Mit Goethe war er schon lange Zeit bekannt; am 4. August 1814 führte er
die Verlobte zum erstenmale zu ihm; der baldige Verkehr im Willemerischen
Hause nach der Kur zeitigte manche schöne Frucht an und von dieser seiner Suleika.
Mit Goethe teilte er das Interesse für das Theater und war einige Jahre Mit-
glied der Oberdirektion des Frankfurter Nationaltheaters gewesen; doch da er
sich mit den neuen Direktoren nicht vertragen konnte, war er zurückgetreten,
ohne seine Beteiligung an Theaterangelegenheiten aufzugeben. So hatte er
kürzlich wieder eine Schrift gegen die Theaterdirektoren ausgehen lassen, die
er am 7. August Goethe zusandte: „An die Theater-Aktionäre zu Frankfurt a. M.

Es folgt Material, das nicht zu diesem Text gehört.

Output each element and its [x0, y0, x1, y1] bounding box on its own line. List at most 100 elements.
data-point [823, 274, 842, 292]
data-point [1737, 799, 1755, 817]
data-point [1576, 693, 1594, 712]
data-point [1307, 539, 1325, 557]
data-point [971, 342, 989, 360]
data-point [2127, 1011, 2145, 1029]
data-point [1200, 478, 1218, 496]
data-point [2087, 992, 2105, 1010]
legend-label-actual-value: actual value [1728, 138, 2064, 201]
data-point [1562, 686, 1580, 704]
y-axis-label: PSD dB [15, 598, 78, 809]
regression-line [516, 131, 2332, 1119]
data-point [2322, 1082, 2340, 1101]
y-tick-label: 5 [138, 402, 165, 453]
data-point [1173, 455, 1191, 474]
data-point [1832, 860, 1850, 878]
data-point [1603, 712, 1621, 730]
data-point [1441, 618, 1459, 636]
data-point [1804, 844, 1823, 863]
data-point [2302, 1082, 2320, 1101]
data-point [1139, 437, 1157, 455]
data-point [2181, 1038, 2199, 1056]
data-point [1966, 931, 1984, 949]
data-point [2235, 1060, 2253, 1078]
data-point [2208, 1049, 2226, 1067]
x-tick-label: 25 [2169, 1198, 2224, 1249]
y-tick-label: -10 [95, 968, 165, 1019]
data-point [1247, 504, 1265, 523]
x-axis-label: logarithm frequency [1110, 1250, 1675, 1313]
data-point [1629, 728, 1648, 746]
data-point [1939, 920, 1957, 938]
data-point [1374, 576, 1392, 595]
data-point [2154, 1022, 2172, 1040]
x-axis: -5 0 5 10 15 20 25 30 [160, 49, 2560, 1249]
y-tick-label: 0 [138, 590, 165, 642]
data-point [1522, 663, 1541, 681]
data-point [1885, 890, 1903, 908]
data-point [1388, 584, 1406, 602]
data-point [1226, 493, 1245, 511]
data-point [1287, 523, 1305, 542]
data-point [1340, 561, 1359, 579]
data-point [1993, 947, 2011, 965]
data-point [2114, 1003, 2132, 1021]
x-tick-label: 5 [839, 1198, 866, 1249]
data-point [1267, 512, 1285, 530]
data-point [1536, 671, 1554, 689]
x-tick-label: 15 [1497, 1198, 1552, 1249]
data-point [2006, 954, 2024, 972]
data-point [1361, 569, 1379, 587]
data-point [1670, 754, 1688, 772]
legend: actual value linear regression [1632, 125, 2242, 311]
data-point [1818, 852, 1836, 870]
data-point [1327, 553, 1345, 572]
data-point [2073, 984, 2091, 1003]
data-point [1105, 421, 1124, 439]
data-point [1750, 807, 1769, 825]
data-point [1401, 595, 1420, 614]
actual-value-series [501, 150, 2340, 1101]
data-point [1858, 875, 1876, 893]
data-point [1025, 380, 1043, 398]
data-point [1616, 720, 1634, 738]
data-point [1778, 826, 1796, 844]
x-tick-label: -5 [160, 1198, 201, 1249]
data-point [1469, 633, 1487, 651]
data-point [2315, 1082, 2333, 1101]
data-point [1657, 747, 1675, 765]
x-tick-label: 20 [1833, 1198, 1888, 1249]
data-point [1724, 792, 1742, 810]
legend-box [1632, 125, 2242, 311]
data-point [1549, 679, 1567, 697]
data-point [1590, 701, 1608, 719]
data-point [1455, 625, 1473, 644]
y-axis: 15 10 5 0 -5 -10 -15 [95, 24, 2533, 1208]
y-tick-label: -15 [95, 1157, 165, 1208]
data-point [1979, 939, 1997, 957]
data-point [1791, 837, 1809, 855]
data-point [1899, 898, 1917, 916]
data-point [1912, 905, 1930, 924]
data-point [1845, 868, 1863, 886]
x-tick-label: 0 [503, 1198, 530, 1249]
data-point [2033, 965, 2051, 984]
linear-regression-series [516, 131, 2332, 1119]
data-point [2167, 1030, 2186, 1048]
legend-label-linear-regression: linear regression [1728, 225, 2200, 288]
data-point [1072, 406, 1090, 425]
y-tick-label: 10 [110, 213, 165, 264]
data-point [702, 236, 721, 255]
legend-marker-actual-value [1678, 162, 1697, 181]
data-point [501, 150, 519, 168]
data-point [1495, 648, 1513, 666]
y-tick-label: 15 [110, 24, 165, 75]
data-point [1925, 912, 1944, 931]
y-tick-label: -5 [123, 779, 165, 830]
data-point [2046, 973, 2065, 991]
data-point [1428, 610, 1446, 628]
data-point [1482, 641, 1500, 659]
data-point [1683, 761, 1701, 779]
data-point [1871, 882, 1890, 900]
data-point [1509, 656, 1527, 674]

Eine Streitschrift. Frankfurt a. M. 1814.“
Auch im Jahre 1815 besuchte Willemer den Dichter zu Wiesbaden; am
3. Juli speiste er mit ihm im Kursaal, verfehlte ihn aber am 21., an welchem
Tage Goethe seine Lahnreise angetreten hatte. In einem Briefe vom 7. August
spricht Goethe sein Bedauern aus, ihn am 21. Juli „versäumt“ zu haben und
kündigt seine Ankunft zu Frankfurt auf den 12. August an.
Sein Album hatte Goethe bei seiner Abreise 1814 den Frankfurter Freunden
zurückgelassen, damit auch sie ihre Namen eintrügen. Willemer that dies am
9. Dezember 1814 und setzte folgende Zeilen dazu:112)
„Der Wein begeistert den Verstand,
Die Liebe das Herz,
Goethe beide;
Lasst uns trinken, lieben, Goethes
Werke lesen und ihn kennen.
Frankfurt a. M. d. 9. Dee. 1814. Willemer.“

ua) S. Vulpius in der deutschen Revue a. a. O.